Vatican City, Sep 11, 2014 / 03:27 pm (CNA/EWTN News).- As the bicentenary of the birth of St. John Bosco approaches, a Salesian who is rector of the Pontifical Lateran University has said that Pope Francis is close to the saint, as both view education not as a job but as a way life.
Bishop Enrico dal Covolo, S.D.B., told CNA Sept. 9 that a phrase of Pope Francis' “very close to my heart is this: 'educating is not a job; it is an approach, a way of living,” and said this is very close to the teaching of St. John Bosco, founder of the Salesian order, to which be belongs.
Bishop dal Covolo has been rector of the Lateran university, considered “the Pope's university”, since 2010, and he was confirmed in his post for another four years by Pope Francis on June 30.
The Pontifical Lateran University is linked to the Diocese of Rome, and the vicar general of the diocese is the school's grand chancellor.
“Don Bosco has always been a lived model, a real example of life,” Bishop dal Covolo said. “Paul VI used to say that men of today – but I would say young people of today – listen to doctors or professors only if they give a witness.”
“Don Bosco was not a theoretician of education; he rather was a pragmatic man, who educated many, many young people, from the Pampas of Argentina to Italy.”
Bishop dal Covolo described St.

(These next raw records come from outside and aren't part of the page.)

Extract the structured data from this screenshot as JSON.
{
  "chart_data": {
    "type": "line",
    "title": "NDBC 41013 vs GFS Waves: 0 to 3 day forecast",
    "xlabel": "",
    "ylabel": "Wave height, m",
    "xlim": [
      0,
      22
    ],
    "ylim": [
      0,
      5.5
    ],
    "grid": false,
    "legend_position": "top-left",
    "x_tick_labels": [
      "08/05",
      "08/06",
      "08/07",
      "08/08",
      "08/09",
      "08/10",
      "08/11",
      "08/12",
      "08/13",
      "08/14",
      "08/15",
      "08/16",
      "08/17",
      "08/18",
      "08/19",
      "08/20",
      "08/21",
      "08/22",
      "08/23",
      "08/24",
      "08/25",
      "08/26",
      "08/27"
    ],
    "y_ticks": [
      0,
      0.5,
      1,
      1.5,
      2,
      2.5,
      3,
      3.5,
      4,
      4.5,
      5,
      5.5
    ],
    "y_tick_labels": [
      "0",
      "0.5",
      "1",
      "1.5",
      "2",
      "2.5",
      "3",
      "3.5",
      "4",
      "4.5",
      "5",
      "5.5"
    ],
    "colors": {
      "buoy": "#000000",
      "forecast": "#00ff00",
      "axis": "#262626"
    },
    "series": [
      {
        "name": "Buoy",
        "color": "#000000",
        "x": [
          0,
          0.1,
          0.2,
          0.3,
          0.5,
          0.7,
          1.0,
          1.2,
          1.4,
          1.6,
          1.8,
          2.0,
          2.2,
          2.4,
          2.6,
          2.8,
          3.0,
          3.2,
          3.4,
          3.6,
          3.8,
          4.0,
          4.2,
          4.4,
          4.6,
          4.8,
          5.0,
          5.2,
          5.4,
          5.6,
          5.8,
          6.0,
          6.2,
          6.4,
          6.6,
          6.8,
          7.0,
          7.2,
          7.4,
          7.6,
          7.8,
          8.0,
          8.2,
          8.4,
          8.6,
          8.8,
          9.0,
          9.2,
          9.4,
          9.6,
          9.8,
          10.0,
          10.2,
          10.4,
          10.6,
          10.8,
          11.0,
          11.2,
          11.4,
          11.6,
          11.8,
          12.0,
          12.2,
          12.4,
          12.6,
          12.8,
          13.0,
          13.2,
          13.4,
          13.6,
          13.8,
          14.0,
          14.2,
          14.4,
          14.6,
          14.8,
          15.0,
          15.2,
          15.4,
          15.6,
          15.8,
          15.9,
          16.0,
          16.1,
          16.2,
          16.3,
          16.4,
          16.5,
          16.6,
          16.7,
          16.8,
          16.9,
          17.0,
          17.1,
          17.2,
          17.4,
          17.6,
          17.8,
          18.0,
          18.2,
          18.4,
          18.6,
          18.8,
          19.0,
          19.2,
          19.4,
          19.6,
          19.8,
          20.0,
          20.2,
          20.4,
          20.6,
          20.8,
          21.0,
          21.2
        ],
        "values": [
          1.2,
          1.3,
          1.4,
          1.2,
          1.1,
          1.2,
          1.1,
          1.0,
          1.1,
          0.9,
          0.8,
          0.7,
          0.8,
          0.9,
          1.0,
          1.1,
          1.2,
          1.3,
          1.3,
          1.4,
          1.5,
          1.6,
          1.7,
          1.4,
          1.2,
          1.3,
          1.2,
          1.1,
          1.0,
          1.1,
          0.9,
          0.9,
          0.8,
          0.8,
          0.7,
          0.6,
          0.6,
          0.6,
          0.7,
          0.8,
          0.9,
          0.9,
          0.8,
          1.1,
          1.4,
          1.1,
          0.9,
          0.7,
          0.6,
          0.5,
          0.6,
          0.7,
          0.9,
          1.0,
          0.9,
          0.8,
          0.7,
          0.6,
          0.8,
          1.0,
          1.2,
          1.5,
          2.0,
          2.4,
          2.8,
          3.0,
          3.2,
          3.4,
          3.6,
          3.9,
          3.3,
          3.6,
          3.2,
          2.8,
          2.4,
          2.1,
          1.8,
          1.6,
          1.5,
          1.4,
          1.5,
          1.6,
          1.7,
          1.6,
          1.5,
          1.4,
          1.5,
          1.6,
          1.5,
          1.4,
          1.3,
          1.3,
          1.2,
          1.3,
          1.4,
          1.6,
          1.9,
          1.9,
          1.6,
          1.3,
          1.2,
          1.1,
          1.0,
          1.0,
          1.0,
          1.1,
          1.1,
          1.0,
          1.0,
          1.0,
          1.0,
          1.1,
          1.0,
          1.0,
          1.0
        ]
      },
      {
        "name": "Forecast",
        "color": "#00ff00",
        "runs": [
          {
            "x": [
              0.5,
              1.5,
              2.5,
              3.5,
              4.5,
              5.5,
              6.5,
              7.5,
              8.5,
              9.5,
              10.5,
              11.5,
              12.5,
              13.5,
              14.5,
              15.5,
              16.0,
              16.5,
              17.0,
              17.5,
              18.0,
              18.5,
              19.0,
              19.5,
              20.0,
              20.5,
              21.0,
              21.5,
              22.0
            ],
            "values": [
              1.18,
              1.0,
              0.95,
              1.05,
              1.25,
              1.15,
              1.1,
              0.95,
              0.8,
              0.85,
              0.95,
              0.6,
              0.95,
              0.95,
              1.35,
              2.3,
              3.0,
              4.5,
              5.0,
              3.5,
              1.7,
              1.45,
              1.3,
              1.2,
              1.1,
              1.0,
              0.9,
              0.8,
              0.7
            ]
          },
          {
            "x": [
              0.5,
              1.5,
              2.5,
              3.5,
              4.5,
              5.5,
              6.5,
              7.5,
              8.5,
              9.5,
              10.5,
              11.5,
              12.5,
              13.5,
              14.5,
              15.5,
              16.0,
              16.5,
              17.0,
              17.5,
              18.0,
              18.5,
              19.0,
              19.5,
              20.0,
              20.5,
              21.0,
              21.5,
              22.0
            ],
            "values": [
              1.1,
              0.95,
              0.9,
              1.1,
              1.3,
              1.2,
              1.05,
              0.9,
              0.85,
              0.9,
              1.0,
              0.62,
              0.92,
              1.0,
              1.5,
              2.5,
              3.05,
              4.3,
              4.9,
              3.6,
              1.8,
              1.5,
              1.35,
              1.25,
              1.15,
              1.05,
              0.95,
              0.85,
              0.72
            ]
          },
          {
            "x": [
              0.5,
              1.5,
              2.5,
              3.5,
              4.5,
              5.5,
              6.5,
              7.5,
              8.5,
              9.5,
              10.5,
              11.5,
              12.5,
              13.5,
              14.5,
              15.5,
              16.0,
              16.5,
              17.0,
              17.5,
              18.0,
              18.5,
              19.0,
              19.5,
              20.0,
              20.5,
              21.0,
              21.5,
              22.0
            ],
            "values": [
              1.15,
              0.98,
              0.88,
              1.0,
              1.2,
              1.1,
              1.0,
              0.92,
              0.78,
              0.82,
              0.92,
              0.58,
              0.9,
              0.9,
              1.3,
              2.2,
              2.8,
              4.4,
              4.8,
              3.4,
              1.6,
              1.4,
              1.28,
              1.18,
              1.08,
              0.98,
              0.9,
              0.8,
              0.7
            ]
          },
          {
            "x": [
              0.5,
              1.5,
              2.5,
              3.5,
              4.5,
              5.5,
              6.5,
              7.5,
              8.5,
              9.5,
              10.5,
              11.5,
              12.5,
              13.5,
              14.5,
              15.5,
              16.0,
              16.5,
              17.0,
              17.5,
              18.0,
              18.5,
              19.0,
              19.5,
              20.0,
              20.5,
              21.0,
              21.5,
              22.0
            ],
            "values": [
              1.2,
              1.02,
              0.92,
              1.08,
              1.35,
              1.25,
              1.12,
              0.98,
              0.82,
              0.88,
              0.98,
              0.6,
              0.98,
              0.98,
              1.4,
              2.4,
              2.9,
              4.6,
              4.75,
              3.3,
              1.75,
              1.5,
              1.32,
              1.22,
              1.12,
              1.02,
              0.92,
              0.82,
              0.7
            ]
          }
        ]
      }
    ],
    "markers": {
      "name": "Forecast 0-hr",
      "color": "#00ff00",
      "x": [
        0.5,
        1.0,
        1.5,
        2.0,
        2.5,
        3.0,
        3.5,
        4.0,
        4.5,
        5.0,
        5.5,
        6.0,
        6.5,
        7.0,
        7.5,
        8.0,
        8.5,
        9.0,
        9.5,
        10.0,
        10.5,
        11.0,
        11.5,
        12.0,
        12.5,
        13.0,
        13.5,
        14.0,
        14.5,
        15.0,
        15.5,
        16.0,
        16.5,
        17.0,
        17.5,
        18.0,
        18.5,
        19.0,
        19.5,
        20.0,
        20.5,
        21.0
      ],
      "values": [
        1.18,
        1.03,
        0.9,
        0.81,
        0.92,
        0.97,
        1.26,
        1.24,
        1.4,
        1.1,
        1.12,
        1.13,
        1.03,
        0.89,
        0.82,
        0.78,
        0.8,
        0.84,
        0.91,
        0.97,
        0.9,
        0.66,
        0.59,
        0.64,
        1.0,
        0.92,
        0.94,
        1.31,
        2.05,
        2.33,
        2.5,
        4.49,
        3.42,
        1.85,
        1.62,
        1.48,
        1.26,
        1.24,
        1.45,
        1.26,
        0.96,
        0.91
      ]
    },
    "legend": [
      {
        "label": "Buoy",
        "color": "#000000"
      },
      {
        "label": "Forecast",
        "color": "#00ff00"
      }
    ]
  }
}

John Bosco's educational method as one “based on reason and love, that is Don Bosco's preventive method to achieve the goal of nurturing honest citizens and good Christians.”
“It is what Pope Francis calls the revolution of tenderness,” the university rector said.
Regarding his confirmation as rector of the Lateran university, he said that it will be “challenging, since today's society is not so well tailored for young people.”
“Young people risk being poorer than the poor,” he explained, “since they have no values, no ideals, no job, no family. The first goal of a good educator today must be that of rebuilding in young people the right gradation of values in a mystifying society.”
The Pontifical Lateran University will mark the anniversary of St. John Bosco's 1815 birth with “a wide-open reflection on university teaching, since we are aware that the way of learning has changed, and we would like to find a new way to teach, according to the current situation.”
“Don Bosco is significant to us since he encourages us not to cultivate the myth of an abstract science, which feeds our mind and leaves the heart dry. Don Bosco teaches us that education is a holistic process,” Bishop dal Covolo concluded.